PECHS’s Outdoor Classroom Takes Learning Outside
Janet Green believes in thinking “outside the box.” Last year the Prince Edward County teacher went a step farther and proposed an idea to take learning outside the classroom. The result was an Outdoor Classroom and nature trail that opened earlier this year.
Green, a health and physical education teacher at Prince Edward County High School, has a master’s degree in outdoor recreation.
“I began to notice that the students in my classes just didn’t know anything about being in the woods,” Green said. “There was this wooded area behind the school with some old benches. I thought — let’s make it into a real classroom, so that’s what we did.”
In 2016 Green took her idea to the Prince Edward Public Schools Endowment Foundation (PEPSE).
“I got a grant from PEPSE, so it didn’t cost the school anything,” she said. “That was a big selling point.”
A sense of adventure clearly beckons as you leave the bricks and concrete and step along a path under towering oaks into this verdant oasis behind the high school. That was exactly what Green had in mind when she made her proposal for the project.
The first step was to clear trails through a wooded area that included both hardwood and pine trees.
“The students learn to be sensitive to each other and
appreciate each others’ gifts. It’s really amazing how
they can learn to work together.”
“We had a lot of community involvement in building the trails,” Green noted. “Students from Longwood and Hampden-Sydney and Miss Camden’s PECHS horticultural class helped clear the trails. In total, about 100 students helped.”
Fuqua School student Isaac Drummond, assisted by mentor Dennis Creran, built the circular benches for the outdoor classroom.
“Building the benches was Isaac’s Eagle Scout project,” Green added. “When they were finished, the tennis and football teams went over and picked them up and brought them here.”
The completed project, which officially opened in May, includes the outdoor classroom, a challenge course, and a hiking and biking trail. While the course was created to bring students outdoors, it’s not just designed for physical education activities.
“It’s interdisciplinary education, and it’s for kindergarten through grade 12,” Green said. “Last year a kindergarten class came out here to read. Another group had a check-off list to find an oak leaf or something that’s moving. The kindergarten class was hiking through the woods and really looking at everything.”
Students in science, history and Spanish classes have also visited the Outdoor Classroom.
“The history class might talk about a Civil War battle, the science class could look at the differences between hardwood and pine woods and the Spanish class could discuss what they see in Spanish,” Green added. “It will be up to the teachers to plan what they do here.”
A resource book is currently being compiled, and suggestions from the community are welcome.
“My PE classes love the team building course,” Green said. “The students learn to be sensitive to each other and appreciate each others’ gifts. It’s really amazing how they can learn to work together.”
While teachers utilize the Outdoor Classroom differently, they all share a common goal: hands-on learning.
“In the Outdoor Classroom the students can experience learning instead of reading about it in a book,” Green said.

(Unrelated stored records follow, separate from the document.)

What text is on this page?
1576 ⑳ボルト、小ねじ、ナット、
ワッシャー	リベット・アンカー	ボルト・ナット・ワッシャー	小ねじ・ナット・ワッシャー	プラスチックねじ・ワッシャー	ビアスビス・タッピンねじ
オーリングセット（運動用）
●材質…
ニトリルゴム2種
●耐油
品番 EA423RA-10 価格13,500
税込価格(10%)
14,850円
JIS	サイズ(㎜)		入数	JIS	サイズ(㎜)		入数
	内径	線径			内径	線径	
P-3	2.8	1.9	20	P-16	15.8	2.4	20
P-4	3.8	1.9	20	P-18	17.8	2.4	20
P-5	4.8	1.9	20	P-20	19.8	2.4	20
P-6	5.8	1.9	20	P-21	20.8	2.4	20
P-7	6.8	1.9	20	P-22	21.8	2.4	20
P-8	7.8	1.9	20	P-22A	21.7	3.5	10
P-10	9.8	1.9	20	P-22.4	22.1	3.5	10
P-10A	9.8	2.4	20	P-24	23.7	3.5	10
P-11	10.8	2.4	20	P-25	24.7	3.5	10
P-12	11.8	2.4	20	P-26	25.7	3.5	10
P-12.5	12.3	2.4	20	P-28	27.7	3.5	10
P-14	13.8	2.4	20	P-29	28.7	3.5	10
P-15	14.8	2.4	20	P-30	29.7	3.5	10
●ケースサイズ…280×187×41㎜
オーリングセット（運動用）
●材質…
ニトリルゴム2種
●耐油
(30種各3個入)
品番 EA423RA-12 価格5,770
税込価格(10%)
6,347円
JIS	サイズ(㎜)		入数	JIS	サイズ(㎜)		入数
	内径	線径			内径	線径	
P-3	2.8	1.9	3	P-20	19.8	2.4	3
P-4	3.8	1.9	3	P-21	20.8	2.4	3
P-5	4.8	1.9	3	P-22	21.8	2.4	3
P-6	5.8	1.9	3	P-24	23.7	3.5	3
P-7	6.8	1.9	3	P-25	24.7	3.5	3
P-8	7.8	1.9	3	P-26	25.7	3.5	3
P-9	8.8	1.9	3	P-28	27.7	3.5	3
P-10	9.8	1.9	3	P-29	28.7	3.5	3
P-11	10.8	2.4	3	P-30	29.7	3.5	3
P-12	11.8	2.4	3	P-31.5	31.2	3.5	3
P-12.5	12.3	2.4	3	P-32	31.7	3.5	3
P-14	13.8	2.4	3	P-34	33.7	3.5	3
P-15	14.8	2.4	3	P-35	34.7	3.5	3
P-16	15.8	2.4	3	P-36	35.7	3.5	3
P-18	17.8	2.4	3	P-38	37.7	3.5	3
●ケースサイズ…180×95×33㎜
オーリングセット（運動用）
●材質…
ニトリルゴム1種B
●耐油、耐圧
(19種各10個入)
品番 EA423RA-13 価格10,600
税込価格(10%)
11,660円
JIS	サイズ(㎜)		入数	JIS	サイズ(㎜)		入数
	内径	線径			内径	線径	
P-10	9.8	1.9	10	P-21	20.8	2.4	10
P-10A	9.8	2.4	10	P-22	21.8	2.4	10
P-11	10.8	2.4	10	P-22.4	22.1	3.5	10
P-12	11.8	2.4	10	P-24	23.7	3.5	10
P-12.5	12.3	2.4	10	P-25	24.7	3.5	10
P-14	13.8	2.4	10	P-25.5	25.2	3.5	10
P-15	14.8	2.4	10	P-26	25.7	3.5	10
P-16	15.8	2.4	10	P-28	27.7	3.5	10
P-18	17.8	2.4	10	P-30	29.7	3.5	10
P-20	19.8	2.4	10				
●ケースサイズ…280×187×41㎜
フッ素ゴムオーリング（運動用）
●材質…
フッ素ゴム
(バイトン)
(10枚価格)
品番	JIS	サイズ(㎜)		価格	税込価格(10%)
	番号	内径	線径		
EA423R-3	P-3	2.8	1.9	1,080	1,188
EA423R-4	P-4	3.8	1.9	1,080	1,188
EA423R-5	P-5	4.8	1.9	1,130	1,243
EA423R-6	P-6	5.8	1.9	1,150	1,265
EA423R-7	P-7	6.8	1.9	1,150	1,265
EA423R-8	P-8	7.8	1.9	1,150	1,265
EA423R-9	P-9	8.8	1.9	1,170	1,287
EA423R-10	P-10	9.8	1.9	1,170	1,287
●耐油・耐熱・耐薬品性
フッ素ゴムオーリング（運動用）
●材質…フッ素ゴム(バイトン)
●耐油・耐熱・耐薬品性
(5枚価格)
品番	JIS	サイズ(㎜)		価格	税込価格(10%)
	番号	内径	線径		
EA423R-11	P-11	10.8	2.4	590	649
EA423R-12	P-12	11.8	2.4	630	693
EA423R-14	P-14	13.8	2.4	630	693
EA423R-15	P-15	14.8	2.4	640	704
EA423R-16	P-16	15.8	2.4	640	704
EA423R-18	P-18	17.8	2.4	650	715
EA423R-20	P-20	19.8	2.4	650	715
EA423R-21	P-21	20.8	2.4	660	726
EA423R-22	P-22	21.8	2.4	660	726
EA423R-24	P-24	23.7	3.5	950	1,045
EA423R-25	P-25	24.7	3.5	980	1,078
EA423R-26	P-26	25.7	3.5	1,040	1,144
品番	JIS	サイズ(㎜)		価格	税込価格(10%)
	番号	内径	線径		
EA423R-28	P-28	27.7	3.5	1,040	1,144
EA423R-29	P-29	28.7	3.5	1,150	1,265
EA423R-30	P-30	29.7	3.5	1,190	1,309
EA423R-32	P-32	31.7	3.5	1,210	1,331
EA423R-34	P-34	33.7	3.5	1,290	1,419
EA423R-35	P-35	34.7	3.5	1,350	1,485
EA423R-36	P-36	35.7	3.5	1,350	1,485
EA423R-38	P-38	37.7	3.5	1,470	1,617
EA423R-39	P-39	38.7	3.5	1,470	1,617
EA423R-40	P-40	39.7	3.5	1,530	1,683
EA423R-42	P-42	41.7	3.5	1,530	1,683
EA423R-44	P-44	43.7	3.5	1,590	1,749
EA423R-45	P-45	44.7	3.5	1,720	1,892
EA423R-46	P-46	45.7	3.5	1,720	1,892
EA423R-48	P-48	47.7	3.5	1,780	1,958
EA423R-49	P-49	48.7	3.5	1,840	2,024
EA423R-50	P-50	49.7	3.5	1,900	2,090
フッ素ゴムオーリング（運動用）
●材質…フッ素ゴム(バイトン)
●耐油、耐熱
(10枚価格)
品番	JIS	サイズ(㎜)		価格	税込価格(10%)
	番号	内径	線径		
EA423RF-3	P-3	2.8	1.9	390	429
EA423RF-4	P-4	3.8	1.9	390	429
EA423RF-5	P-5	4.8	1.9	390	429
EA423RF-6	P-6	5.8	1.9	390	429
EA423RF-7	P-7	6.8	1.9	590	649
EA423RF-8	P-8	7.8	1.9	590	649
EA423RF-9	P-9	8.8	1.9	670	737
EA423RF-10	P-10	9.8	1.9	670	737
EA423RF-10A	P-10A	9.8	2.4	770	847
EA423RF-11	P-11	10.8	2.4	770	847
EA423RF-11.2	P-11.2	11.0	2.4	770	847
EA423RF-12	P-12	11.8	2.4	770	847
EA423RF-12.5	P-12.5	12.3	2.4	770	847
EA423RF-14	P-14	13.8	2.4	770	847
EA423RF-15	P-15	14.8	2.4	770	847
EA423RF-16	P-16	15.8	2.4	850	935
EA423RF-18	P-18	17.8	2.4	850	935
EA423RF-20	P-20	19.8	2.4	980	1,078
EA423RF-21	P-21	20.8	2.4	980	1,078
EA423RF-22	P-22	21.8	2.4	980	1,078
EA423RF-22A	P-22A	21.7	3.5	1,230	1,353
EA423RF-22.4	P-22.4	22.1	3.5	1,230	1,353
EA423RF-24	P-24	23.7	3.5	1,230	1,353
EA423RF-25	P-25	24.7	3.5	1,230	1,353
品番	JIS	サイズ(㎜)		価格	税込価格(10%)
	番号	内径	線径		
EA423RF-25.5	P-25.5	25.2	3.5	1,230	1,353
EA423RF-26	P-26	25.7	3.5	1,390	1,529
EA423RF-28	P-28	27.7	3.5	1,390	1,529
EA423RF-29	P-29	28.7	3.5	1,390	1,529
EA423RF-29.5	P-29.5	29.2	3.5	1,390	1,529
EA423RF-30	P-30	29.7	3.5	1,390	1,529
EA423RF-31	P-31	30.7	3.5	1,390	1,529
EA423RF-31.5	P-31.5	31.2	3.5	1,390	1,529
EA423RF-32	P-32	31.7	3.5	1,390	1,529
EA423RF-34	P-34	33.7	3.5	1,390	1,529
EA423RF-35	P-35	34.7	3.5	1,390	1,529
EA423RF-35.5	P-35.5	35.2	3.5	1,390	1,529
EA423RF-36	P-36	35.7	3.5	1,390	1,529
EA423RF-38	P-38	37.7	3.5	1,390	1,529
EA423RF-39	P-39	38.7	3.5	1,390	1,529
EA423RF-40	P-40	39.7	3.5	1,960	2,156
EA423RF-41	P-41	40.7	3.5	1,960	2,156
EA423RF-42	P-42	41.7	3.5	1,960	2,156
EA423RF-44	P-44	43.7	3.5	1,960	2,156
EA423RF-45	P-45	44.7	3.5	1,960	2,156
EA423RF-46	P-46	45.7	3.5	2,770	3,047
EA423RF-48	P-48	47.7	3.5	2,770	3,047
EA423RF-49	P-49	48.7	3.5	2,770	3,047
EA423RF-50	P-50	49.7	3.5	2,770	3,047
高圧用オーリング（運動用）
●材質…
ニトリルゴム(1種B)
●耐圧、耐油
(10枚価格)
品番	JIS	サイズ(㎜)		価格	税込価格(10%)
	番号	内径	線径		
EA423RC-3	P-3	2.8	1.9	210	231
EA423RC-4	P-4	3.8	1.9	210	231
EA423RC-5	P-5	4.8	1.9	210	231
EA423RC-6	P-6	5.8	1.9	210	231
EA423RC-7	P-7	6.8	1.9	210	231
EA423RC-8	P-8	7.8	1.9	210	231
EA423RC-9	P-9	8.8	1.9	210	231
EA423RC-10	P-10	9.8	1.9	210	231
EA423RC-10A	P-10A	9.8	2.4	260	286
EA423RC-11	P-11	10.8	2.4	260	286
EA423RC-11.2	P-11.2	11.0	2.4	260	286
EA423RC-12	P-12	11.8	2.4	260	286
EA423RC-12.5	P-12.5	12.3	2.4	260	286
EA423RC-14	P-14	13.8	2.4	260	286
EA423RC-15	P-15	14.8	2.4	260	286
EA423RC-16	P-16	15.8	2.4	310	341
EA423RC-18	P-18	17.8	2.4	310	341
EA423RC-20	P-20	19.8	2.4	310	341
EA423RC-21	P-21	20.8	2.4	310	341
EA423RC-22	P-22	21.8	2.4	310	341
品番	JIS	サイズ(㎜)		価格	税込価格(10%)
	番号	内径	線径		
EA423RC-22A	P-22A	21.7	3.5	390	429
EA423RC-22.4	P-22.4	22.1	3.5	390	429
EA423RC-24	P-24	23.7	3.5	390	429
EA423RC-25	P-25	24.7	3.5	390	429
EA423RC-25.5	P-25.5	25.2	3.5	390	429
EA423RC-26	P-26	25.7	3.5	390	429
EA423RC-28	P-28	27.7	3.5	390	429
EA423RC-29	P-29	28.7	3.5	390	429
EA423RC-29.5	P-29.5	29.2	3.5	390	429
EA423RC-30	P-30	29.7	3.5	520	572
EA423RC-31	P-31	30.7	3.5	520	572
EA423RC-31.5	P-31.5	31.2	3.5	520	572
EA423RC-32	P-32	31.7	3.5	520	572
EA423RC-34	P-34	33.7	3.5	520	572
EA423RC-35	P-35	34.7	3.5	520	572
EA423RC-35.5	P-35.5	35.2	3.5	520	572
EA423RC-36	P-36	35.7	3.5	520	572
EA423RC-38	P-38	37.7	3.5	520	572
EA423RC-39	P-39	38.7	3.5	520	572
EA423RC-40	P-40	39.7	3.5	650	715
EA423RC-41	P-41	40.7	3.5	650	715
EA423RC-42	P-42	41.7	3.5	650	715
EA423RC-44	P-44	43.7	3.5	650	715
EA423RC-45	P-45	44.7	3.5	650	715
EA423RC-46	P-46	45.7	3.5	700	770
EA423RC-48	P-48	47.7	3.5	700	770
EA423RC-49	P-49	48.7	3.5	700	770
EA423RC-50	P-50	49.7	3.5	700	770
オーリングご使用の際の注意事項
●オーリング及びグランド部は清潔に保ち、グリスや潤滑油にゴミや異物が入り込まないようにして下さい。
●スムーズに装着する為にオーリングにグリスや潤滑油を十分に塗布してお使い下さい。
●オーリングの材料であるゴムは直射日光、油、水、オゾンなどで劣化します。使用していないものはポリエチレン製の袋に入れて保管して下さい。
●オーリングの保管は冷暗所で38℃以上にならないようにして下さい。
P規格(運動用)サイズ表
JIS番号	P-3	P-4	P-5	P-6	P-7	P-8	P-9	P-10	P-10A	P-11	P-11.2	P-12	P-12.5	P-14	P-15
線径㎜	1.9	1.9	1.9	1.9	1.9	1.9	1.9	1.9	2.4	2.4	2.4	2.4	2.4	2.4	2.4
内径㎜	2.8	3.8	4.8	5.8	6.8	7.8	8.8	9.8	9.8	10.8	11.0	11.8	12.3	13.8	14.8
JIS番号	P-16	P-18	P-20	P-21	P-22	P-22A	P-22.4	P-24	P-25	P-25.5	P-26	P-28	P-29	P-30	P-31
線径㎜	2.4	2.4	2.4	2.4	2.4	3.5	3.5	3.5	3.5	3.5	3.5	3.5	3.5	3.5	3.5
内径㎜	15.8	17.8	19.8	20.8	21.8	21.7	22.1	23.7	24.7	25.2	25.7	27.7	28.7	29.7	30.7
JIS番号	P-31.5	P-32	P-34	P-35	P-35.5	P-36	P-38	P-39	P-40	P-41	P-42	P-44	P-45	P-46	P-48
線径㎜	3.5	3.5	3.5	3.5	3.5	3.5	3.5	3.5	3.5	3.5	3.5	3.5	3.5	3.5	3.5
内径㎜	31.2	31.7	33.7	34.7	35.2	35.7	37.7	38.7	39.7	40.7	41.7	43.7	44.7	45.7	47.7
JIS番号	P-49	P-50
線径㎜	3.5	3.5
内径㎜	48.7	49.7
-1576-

Future plans include a nature trail and a butterfly garden near the entrance to the elementary school.
“The Piedmont Soil and Water Conservation District has a grant to do the butterfly garden for us,” Green added.
“We’re also planning an orienteering course that includes using maps and compasses, biking, hiking, camping, fire building and team building,” Green said.
The Outdoor Classroom is already bringing students outdoors to engage in new learning experiences.
“It’s a way to get students outside to learn about the outdoors,” Green concluded. “It expands their horizons — and the possibilities are endless.”